悠里が入れたのは、人気バンドのマイナーなバラード曲。
繊細な恋の歌。意外だなと思った。

「いいじゃん。好きな曲歌うのが一番だからな! 毎日特訓だ。俺が付き合う!」

実はもう一つ理由がある。
悠里と二人で歌を聴ける時間が増える――それだけで十分な報酬だ。

「……やった。うん、頑張る!」

悠里は、嬉しそうに笑った。
その笑顔を見て、胸の奥が少し熱くなる。
放課後、俺たちは決まって駅前のカラオケに通った。
常連になりすぎて、受付の店員さんが「今日もお二人でですか?」と笑うくらいだ。

「じゃあ、音程合わせの練習しよっか」

「うん……昨日より声出るかも」

悠里は小さく咳払いして、マイクを構える。
発声から始まり、ハモリ練習、リズム取り。真剣そのものだった。

「いいな、今の声の抜け感。

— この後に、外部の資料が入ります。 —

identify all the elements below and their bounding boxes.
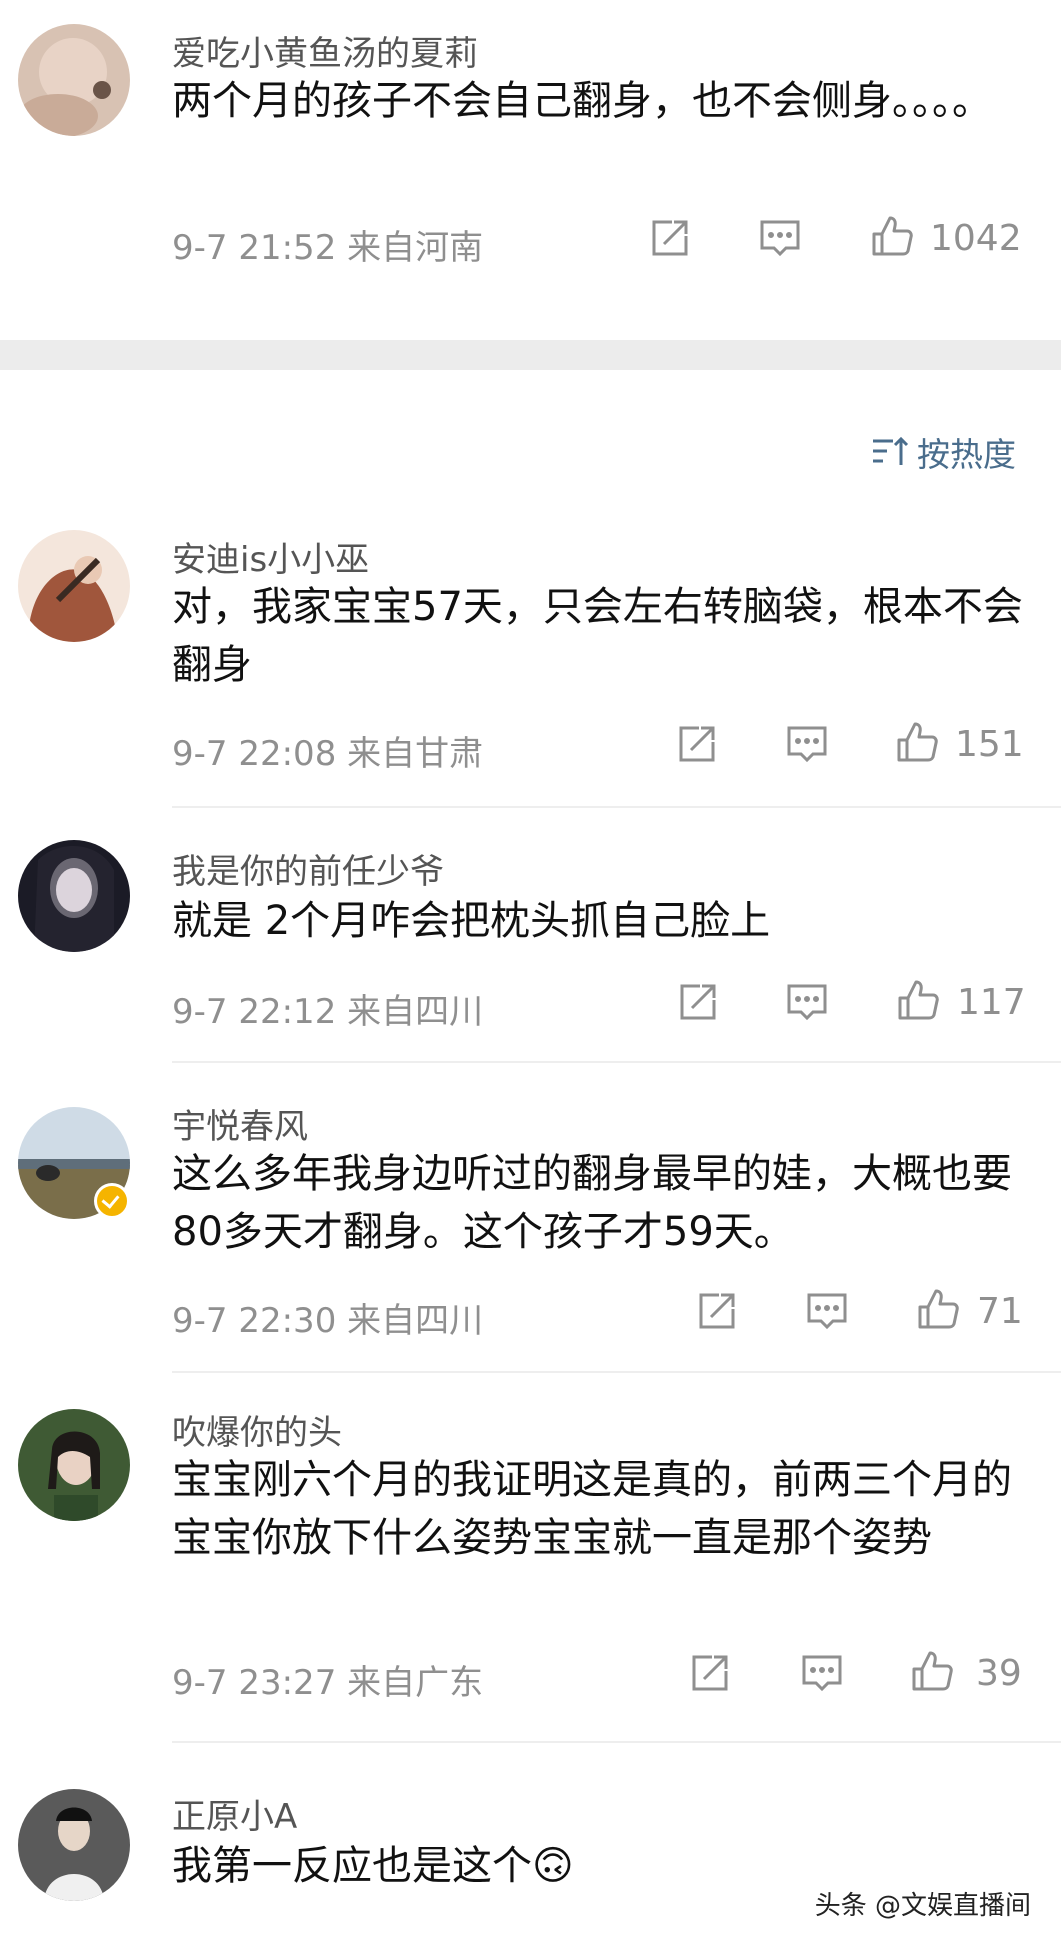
comment-icon[interactable] <box>800 1651 844 1695</box>
comment-meta: 9-7 22:30 来自四川 <box>172 1293 483 1342</box>
comment-icon[interactable] <box>785 722 829 766</box>
avatar[interactable] <box>18 1409 130 1521</box>
like-icon[interactable] <box>910 1649 954 1693</box>
username[interactable]: 吹爆你的头 <box>172 1405 342 1454</box>
timestamp: 9-7 21:52 <box>172 228 337 268</box>
like-icon[interactable] <box>870 214 914 258</box>
verified-badge-icon <box>94 1183 130 1219</box>
sort-icon <box>873 436 909 465</box>
avatar[interactable] <box>18 840 130 952</box>
comment-text: 这么多年我身边听过的翻身最早的娃，大概也要80多天才翻身。这个孩子才59天。 <box>172 1151 1012 1255</box>
comment-meta: 9-7 22:08 来自甘肃 <box>172 726 483 775</box>
username[interactable]: 安迪is小小巫 <box>172 532 369 581</box>
comment-item-4: 宇悦春风 这么多年我身边听过的翻身最早的娃，大概也要80多天才翻身。这个孩子才5… <box>0 1063 1061 1373</box>
location: 来自甘肃 <box>347 734 484 774</box>
comment-text: 两个月的孩子不会自己翻身，也不会侧身。。。。 <box>172 78 992 124</box>
comment-icon[interactable] <box>785 980 829 1024</box>
comment-item-3: 我是你的前任少爷 就是 2个月咋会把枕头抓自己脸上 9-7 22:12 来自四川… <box>0 808 1061 1063</box>
comment-meta: 9-7 21:52 来自河南 <box>172 220 483 269</box>
avatar[interactable] <box>18 1789 130 1901</box>
share-icon[interactable] <box>676 980 720 1024</box>
comment-meta: 9-7 23:27 来自广东 <box>172 1655 483 1704</box>
like-icon[interactable] <box>896 978 940 1022</box>
comment-text: 宝宝刚六个月的我证明这是真的，前两三个月的宝宝你放下什么姿势宝宝就一直是那个姿势 <box>172 1457 1012 1561</box>
section-divider <box>0 340 1061 370</box>
like-icon[interactable] <box>895 720 939 764</box>
comment-meta: 9-7 22:12 来自四川 <box>172 984 483 1033</box>
avatar[interactable] <box>18 24 130 136</box>
comment-text: 就是 2个月咋会把枕头抓自己脸上 <box>172 898 771 944</box>
location: 来自广东 <box>347 1663 484 1703</box>
comment-item-1: 爱吃小黄鱼汤的夏莉 两个月的孩子不会自己翻身，也不会侧身。。。。 9-7 21:… <box>0 0 1061 340</box>
comment-icon[interactable] <box>805 1289 849 1333</box>
share-icon[interactable] <box>695 1289 739 1333</box>
sort-label: 按热度 <box>917 435 1016 474</box>
comment-item-2: 安迪is小小巫 对，我家宝宝57天，只会左右转脑袋，根本不会翻身 9-7 22:… <box>0 500 1061 808</box>
comment-item-5: 吹爆你的头 宝宝刚六个月的我证明这是真的，前两三个月的宝宝你放下什么姿势宝宝就一… <box>0 1373 1061 1743</box>
like-count: 1042 <box>930 218 1022 259</box>
username[interactable]: 宇悦春风 <box>172 1099 308 1148</box>
like-count: 39 <box>976 1653 1022 1694</box>
location: 来自四川 <box>347 992 484 1032</box>
location: 来自四川 <box>347 1301 484 1341</box>
timestamp: 9-7 23:27 <box>172 1663 337 1703</box>
comment-icon[interactable] <box>758 216 802 260</box>
like-count: 71 <box>977 1291 1023 1332</box>
like-count: 151 <box>955 724 1024 765</box>
username[interactable]: 我是你的前任少爷 <box>172 844 444 893</box>
location: 来自河南 <box>347 228 484 268</box>
like-icon[interactable] <box>916 1287 960 1331</box>
share-icon[interactable] <box>648 216 692 260</box>
share-icon[interactable] <box>675 722 719 766</box>
like-count: 117 <box>957 982 1026 1023</box>
share-icon[interactable] <box>688 1651 732 1695</box>
username[interactable]: 正原小A <box>172 1789 297 1838</box>
username[interactable]: 爱吃小黄鱼汤的夏莉 <box>172 26 478 75</box>
timestamp: 9-7 22:30 <box>172 1301 337 1341</box>
watermark: 头条 @文娱直播间 <box>814 1891 1031 1921</box>
timestamp: 9-7 22:12 <box>172 992 337 1032</box>
comment-text: 对，我家宝宝57天，只会左右转脑袋，根本不会翻身 <box>172 584 1023 688</box>
timestamp: 9-7 22:08 <box>172 734 337 774</box>
avatar[interactable] <box>18 530 130 642</box>
sort-by-hot-button[interactable]: 按热度 <box>871 428 1016 476</box>
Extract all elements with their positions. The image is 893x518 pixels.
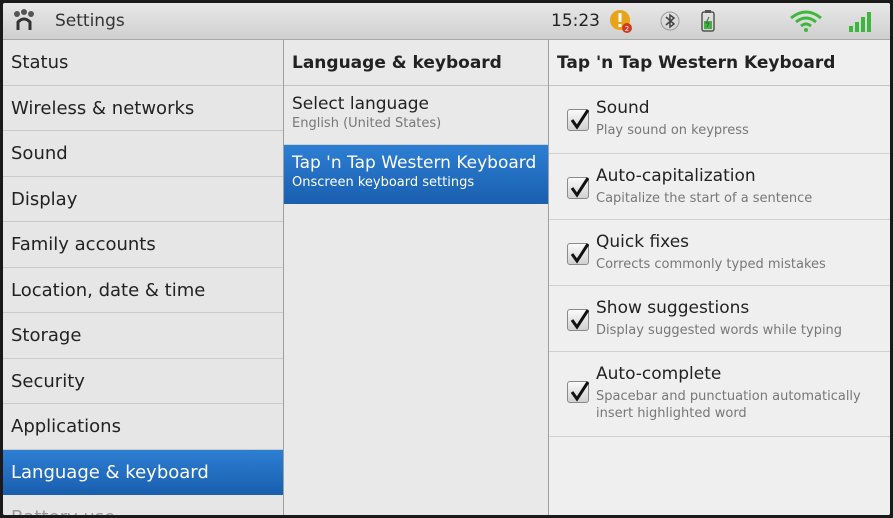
sidebar-item-label: Status	[11, 52, 69, 73]
option-auto-complete[interactable]: Auto-complete Spacebar and punctuation a…	[549, 352, 890, 437]
settings-window: Settings 15:23 2 Status Wireless & netwo…	[3, 3, 890, 515]
sidebar-item-label: Location, date & time	[11, 279, 206, 301]
settings-sidebar: Status Wireless & networks Sound Display…	[3, 40, 284, 515]
sidebar-item-display[interactable]: Display	[3, 177, 283, 222]
checkmark-icon	[570, 177, 590, 198]
sidebar-item-label: Family accounts	[11, 234, 156, 255]
checkmark-icon	[570, 381, 590, 402]
warning-icon[interactable]: 2	[609, 8, 633, 34]
show-suggestions-checkbox[interactable]	[567, 309, 590, 331]
sidebar-item-label: Language & keyboard	[11, 461, 209, 483]
sidebar-item-sound[interactable]: Sound	[3, 131, 283, 177]
item-title: Select language	[292, 94, 429, 114]
option-subtitle: Display suggested words while typing	[596, 323, 843, 338]
auto-complete-checkbox[interactable]	[567, 381, 590, 403]
panel-title: Language & keyboard	[284, 40, 548, 86]
sidebar-item-label: Sound	[11, 143, 68, 164]
quick-fixes-checkbox[interactable]	[567, 243, 590, 265]
option-show-suggestions[interactable]: Show suggestions Display suggested words…	[549, 286, 890, 352]
sidebar-item-applications[interactable]: Applications	[3, 404, 283, 450]
sidebar-item-language-keyboard[interactable]: Language & keyboard	[3, 449, 283, 495]
keyboard-options-panel: Tap 'n Tap Western Keyboard Sound Play s…	[549, 40, 890, 515]
option-title: Sound	[596, 98, 650, 118]
sidebar-item-storage[interactable]: Storage	[3, 313, 283, 359]
option-title: Auto-complete	[596, 364, 722, 384]
panel-title: Tap 'n Tap Western Keyboard	[549, 40, 890, 86]
app-title: Settings	[55, 11, 125, 31]
sidebar-item-battery-use[interactable]: Battery use	[3, 495, 283, 515]
keyboard-settings-item[interactable]: Tap 'n Tap Western Keyboard Onscreen key…	[284, 145, 548, 204]
sidebar-item-security[interactable]: Security	[3, 359, 283, 404]
app-icon	[14, 9, 34, 30]
option-subtitle: Spacebar and punctuation automatically i…	[596, 389, 861, 421]
status-bar: Settings 15:23 2	[3, 3, 890, 40]
sidebar-item-label: Wireless & networks	[11, 97, 195, 119]
item-title: Tap 'n Tap Western Keyboard	[292, 153, 537, 173]
wifi-icon	[790, 10, 822, 32]
item-subtitle: Onscreen keyboard settings	[292, 175, 475, 190]
sound-checkbox[interactable]	[567, 109, 590, 131]
language-keyboard-panel: Language & keyboard Select language Engl…	[284, 40, 549, 515]
option-title: Show suggestions	[596, 298, 750, 318]
option-sound[interactable]: Sound Play sound on keypress	[549, 86, 890, 154]
item-subtitle: English (United States)	[292, 116, 442, 131]
signal-icon	[849, 12, 871, 32]
sidebar-item-family-accounts[interactable]: Family accounts	[3, 222, 283, 268]
checkmark-icon	[570, 309, 590, 330]
sidebar-item-location-date-time[interactable]: Location, date & time	[3, 268, 283, 313]
option-subtitle: Capitalize the start of a sentence	[596, 191, 813, 206]
clock: 15:23	[551, 11, 600, 31]
option-auto-capitalization[interactable]: Auto-capitalization Capitalize the start…	[549, 154, 890, 220]
sidebar-item-label: Display	[11, 188, 78, 210]
option-quick-fixes[interactable]: Quick fixes Corrects commonly typed mist…	[549, 220, 890, 286]
bluetooth-icon	[660, 11, 680, 31]
option-subtitle: Corrects commonly typed mistakes	[596, 257, 826, 272]
checkmark-icon	[570, 109, 590, 130]
sidebar-item-label: Battery use	[11, 507, 115, 515]
battery-icon	[701, 10, 715, 32]
option-title: Quick fixes	[596, 232, 690, 252]
sidebar-item-label: Applications	[11, 416, 121, 437]
checkmark-icon	[570, 243, 590, 264]
option-title: Auto-capitalization	[596, 166, 756, 186]
sidebar-item-wireless-networks[interactable]: Wireless & networks	[3, 86, 283, 131]
auto-capitalization-checkbox[interactable]	[567, 177, 590, 199]
option-subtitle: Play sound on keypress	[596, 123, 749, 138]
svg-text:2: 2	[625, 25, 629, 33]
sidebar-item-label: Storage	[11, 325, 82, 346]
select-language-item[interactable]: Select language English (United States)	[284, 86, 548, 145]
sidebar-item-label: Security	[11, 370, 85, 392]
sidebar-item-status[interactable]: Status	[3, 40, 283, 86]
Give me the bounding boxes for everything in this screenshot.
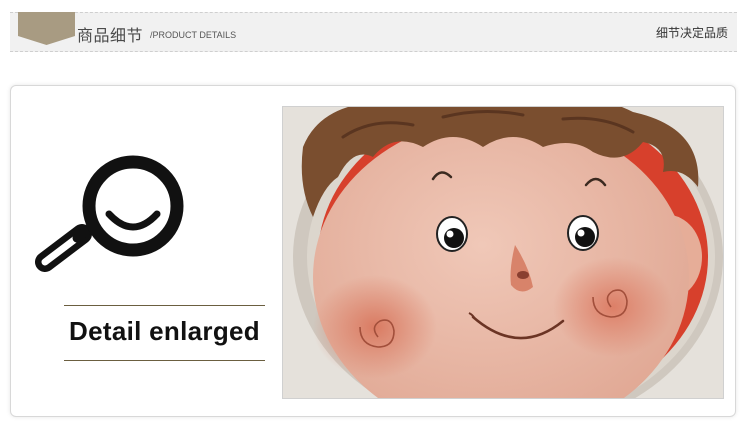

そこ、感情の乗せ方すごい自然だわ」

「……歩、プロデューサーみたいになってる」

からかうように笑う悠里。
それでも、アドバイスを受けるとすぐに直してくる。
成長スピードがえぐい。

ある日、俺が歌ってるとき、悠里がじっとこちらを見ていた。
「……歩も、うまくなったね」

「いや、お前が上達早いから引っ張られてるだけだよ」

そのとき、悠里がぽつりと呟いた。
「僕ね、人とこんなふうに何かを一緒に頑張るの、初めてなんだ」

マイクを持つ手が少し震えていた。
俺は一瞬、返す言葉を失う。

「……そうか。でも、今は俺がいるじゃん」
その言葉に、悠里がそっと笑った。

その笑顔は、あの初日の“ぎこちない微笑み”とは違っていた。



カラオケが終わると、帰り道で一緒にコンビニに寄るのが恒例になった。

「今日の点数、98点だったな」

「100点出したいね」

そんな何気ない会話の中で、自然に距離が縮まっていった。

ある夜、歌い終わったあと、悠里が俺の肩にもたれかかってきた。

「……疲れた。けど、すごく楽しい」

耳元に落ちたその声が、心臓の奥に直接届く。

「なぁ悠里、本番でさ、お前の歌を聴いたら……絶対みんな惚れるぞ」

「……歩は?」

「え?」

「歩も……少しは、惚れてくれる?」

冗談めかして言ったのに、顔は真っ赤だった。
俺も返事を飲み込んだまま、笑って誤魔化した。
だけど、心の奥では――もうとっくに、答えは決まっていた。

……よし。これで、俺にできることは全部やった。
あとは――こいつの努力次第だ。
そして、ミスターコン本番。“無名の男”は、確実に伝説になる。